Neil Young’s Film Lounge – The Contender



US 2000
director/script : Rod Lurie
cinematography : Denis Maloney
editing : Michael Jablow
stars : Joan Allen, Gary Oldman, Jeff Bridges, Christian Slater
126 minutes

An entertaining, if finally somewhat lightweight, White House drama in the style of TV smash The West Wing. Easygoing Democratic President Jackson Evans (Bridges) nominates a woman, Senator Laine Hanson (Allen), as his Vice-President. A confirmation committee is assembled, headed by rabid Republican Shelly Runyon (Oldman), and including an idealistic young politico, Reginald Webster (Slater). When a series of scandalous allegations emerge about Hanson’s past, Runyon sees his chance to embarrass his political foes and overturn the nomination, enabling his preferred candidate Hathaway (William Petersen) to step in. But Allen refuses to play ball — she won’t confirm or deny the rumours, nor will she stand aside without a fight

After a striking, Chappaquiddick-style opening, The Contender soon settles down into being all talk and very little action, but writer-director Lurie keeps it clicking along nicely with crisp direction, well-edited short scenes, sharp one-liners and unexpected (if somewhat cheap) twists. His control is mostly assured, apart from one rotten sequence in which Runyon rants against abortion (“A holocaust of the unborn!”) while Hanson nobly resists the temptation to expose him as a hypocrite. It’s a clumsy, predictable sequence, and even Oldman can’t help spiralling off into caricature. A rare lapse — while Allen and Bridges fully deserve their Oscar nods, Oldman is at least as good, and for a while it looks as if the script’s going to match the actors’ intelligence (Oldman is officially top-billed, and has described Runyon as the hero of the movie) and make the villain at least as admirable as the saintly good guys.

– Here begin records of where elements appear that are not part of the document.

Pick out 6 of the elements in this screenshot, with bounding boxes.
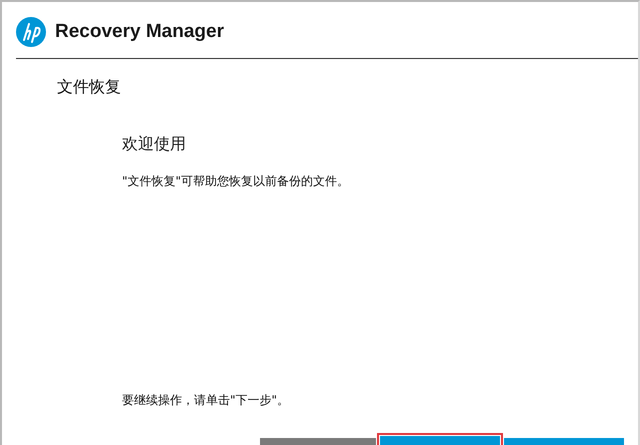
welcome-heading: 欢迎使用 [122,134,186,155]
description-text: "文件恢复"可帮助您恢复以前备份的文件。 [122,173,350,190]
window-title: Recovery Manager [55,21,224,43]
logo-icon [15,16,47,48]
section-title: 文件恢复 [57,77,122,98]
instruction-text: 要继续操作，请单击"下一步"。 [122,392,290,409]
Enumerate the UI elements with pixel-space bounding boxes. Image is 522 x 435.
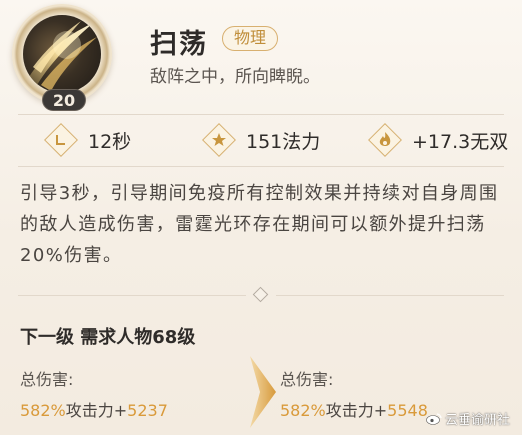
divider xyxy=(18,114,504,115)
cooldown-value: 12秒 xyxy=(88,130,132,153)
watermark-text: 云垂谕研社 xyxy=(445,413,511,428)
current-damage-flat: 5237 xyxy=(127,401,168,420)
divider-diamond-icon xyxy=(252,286,269,303)
stat-bonus: +17.3无双 xyxy=(368,120,508,160)
flame-diamond-icon xyxy=(368,123,402,157)
next-damage-mid: 攻击力+ xyxy=(325,401,388,420)
weibo-logo-icon xyxy=(426,413,442,425)
skill-level-badge: 20 xyxy=(42,89,86,111)
divider xyxy=(18,166,504,167)
current-damage-mid: 攻击力+ xyxy=(65,401,128,420)
damage-type-tag: 物理 xyxy=(222,26,279,51)
mana-cost-value: 151法力 xyxy=(246,130,321,153)
bonus-value: +17.3无双 xyxy=(412,130,509,153)
clock-diamond-icon xyxy=(44,123,78,157)
skill-name: 扫荡 xyxy=(150,29,208,60)
stat-cooldown: 12秒 xyxy=(44,120,131,160)
current-damage-label: 总伤害: xyxy=(20,370,74,389)
next-damage-percent: 582% xyxy=(280,401,326,420)
skill-detail-panel: 20 扫荡 物理 敌阵之中，所向睥睨。 12秒 151法力 +17.3无双 引导… xyxy=(0,0,522,435)
skill-tagline: 敌阵之中，所向睥睨。 xyxy=(150,67,320,87)
chevron-right-icon xyxy=(250,356,276,428)
current-damage-value: 582%攻击力+5237 xyxy=(20,397,168,421)
next-damage-label: 总伤害: xyxy=(280,370,334,389)
next-damage-value: 582%攻击力+5548 xyxy=(280,397,428,421)
stat-mana: 151法力 xyxy=(202,120,320,160)
star-diamond-icon xyxy=(202,123,236,157)
sweeping-slash-icon xyxy=(23,15,101,93)
divider-right xyxy=(276,295,504,296)
skill-icon-frame[interactable]: 20 xyxy=(6,0,118,112)
watermark: 云垂谕研社 xyxy=(426,409,510,428)
next-damage-flat: 5548 xyxy=(387,401,428,420)
current-damage-percent: 582% xyxy=(20,401,66,420)
divider-left xyxy=(18,295,246,296)
skill-description: 引导3秒，引导期间免疫所有控制效果并持续对自身周围的敌人造成伤害，雷霆光环存在期… xyxy=(20,183,499,266)
next-level-header: 下一级 需求人物68级 xyxy=(20,327,196,348)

So it’s a shame the movie lets both him and us down with its limp excuse for an ending. As with 13 Days, it’s frustrating to see a director resist the flag-waving route of “God Bless America” for two full hours, only to succumb in the crucial last few minutes. It could have been a very Jackson Evans, Shelly Runyon or even a Laine Hanson kind of movie — but by blunting the edge he’s spent so long sharpening, Lurie ends up looking more like the well-meaning but sappily wide-eyed Reggie Webster.